Problems when you run multiple instances of a job from a job sequence, or from a script that uses dsjob.

A number of related problems can occur when you are running multiple instances of a job from job sequence, or a script that sequences jobs with the dsjob command.

Symptoms

  • Multiple job instances run from a sequence or a script, and the sequence reports that status=99 for one or more of the job instances.
  • Multiple job instances run from a sequence or a script, and the job instances take a long time to start and to finish.
  • More than 25 job instances run from a sequence or a script, and the sequence reports that status=99 for one or more of the job instances.
  • The system does not have enough resources because of a heavy work load, and the sequence reports a code=-99 error for a parallel job.
  • On Intel RedHat and Suse systems, jobs can hang despite having successfully run the underlying OSH code.
  • Some jobs run with missing parameters, or parameters that are erroneously set to default values.

Resolving the problem

For release 8.0.x /8.1:

  • If your system uses RedHat, Suse, or Intel, install JR30015v5.
  • If your system does not use RedHat, Suse, or Intel, install JR30015v6 on the server.
  • If auto-purge is enabled, and more than 25 instances of a job are run simultaneously, then the JR30015v3 client patch must be installed on all client systems.
  • Recompile all parallel jobs after you install the patch or fix pack.

For release 8.1:

  • Install fix pack 1.
  • Recompile all parallel jobs after you install the patch or fix pack.

The fix introduces the following optional capabilities:

Environment variable: DSWaitResetStartup

When multiple instances of a job are run from a sequence, and one or more of the job instances are set to reset, the sequence might report that status=99. This can occur because the controlling sequence did not give the job instances enough time to reset before polling its status. The startup time for a job reset must be increased. The environment variable DSWaitResetStartup can be used for this purpose. The maximum value that can be set for DSWaitResetStartup is equal to the value of DSWaitStartup, which is 60 by default. For example, if a value of 120 is required for DSWaitResetStartup, you must ensure that DSWaitStartup is also set to a minimum of 120.
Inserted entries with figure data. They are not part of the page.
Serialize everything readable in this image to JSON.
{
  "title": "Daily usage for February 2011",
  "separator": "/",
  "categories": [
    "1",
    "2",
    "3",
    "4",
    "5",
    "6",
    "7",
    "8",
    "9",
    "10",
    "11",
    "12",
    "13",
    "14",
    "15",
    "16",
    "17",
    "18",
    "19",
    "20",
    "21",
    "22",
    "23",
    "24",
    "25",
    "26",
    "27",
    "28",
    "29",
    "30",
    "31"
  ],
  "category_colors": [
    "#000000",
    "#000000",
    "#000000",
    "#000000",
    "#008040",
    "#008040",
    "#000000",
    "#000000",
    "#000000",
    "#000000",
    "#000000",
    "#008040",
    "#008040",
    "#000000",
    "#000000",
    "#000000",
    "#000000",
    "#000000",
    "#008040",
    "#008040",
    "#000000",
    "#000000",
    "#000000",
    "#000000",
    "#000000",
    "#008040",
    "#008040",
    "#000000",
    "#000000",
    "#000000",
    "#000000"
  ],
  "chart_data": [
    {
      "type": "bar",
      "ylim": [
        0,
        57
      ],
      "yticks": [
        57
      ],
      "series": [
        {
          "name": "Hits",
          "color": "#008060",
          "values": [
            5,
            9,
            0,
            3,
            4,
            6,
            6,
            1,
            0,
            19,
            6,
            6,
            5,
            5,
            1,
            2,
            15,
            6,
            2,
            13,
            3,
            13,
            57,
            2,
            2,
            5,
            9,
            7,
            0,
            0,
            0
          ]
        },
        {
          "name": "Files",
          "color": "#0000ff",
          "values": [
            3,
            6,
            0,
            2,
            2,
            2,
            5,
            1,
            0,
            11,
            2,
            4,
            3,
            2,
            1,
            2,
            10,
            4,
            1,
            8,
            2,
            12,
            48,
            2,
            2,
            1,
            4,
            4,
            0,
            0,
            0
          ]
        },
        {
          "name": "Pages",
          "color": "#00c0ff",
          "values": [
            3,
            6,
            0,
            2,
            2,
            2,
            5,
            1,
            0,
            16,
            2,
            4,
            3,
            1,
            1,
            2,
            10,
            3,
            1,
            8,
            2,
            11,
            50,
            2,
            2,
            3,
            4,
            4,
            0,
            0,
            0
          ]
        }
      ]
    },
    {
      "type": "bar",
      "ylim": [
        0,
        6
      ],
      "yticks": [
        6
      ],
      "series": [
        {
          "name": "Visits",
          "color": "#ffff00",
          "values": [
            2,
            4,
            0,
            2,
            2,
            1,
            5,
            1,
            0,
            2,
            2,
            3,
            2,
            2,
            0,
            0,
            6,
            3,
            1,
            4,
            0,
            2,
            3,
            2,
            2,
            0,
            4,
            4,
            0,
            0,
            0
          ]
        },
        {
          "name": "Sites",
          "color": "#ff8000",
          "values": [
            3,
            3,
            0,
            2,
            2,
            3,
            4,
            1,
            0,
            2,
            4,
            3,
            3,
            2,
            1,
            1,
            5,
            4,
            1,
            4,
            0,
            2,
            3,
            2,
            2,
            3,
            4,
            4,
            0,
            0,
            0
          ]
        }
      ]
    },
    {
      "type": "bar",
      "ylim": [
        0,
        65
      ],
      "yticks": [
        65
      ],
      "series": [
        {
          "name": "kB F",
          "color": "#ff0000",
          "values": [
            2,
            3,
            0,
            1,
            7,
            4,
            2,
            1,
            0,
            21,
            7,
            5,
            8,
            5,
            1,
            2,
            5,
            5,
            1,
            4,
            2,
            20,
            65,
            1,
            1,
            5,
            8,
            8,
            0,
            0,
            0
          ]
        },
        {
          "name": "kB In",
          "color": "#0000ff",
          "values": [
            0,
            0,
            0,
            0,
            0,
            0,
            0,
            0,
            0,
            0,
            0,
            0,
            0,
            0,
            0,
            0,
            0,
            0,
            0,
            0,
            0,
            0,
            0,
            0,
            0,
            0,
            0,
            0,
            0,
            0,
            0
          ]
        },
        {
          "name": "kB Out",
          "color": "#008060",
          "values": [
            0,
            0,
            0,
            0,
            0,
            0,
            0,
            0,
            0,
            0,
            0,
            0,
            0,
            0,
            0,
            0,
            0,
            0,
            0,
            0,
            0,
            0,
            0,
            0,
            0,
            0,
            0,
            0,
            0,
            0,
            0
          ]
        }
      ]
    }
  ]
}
Environment variable: DS_NO_INSTANCE_PURGING

If the system is under extreme load, it might be necessary to use the DS_NO_INSTANCE_PURGING environment variable if Status=99 errors still occur when you run many multi-instance jobs and auto-purge is enabled. This environment variable must be set to 1. This stops the auto-purge from deleting the status records for the job instance, allowing the controlling job to read its status when system resource becomes available. (In other situations, you might want clean logs with no persistent instance entries, so the default behavior is to purge instance entries.)

Client change, and environment variable DSJobStartedMax

The number of recorded instance identifiers increased to 100 from a value of 25. The increase prevents status records from being purged when more than 25 instances run simultaneously. If you use N-instance auto-purging and run more than 25 simultaneous instances, then the N-Instance auto-purge limit must be set to more than 25. The limit is set in the Director or Administrator clients. If you must run more than 100 Instances simultaneously, then the environment variable DSJobStartedMax must be set to the required value. The maximum value is 9999. The APAR number for this issue is APAR JR30015.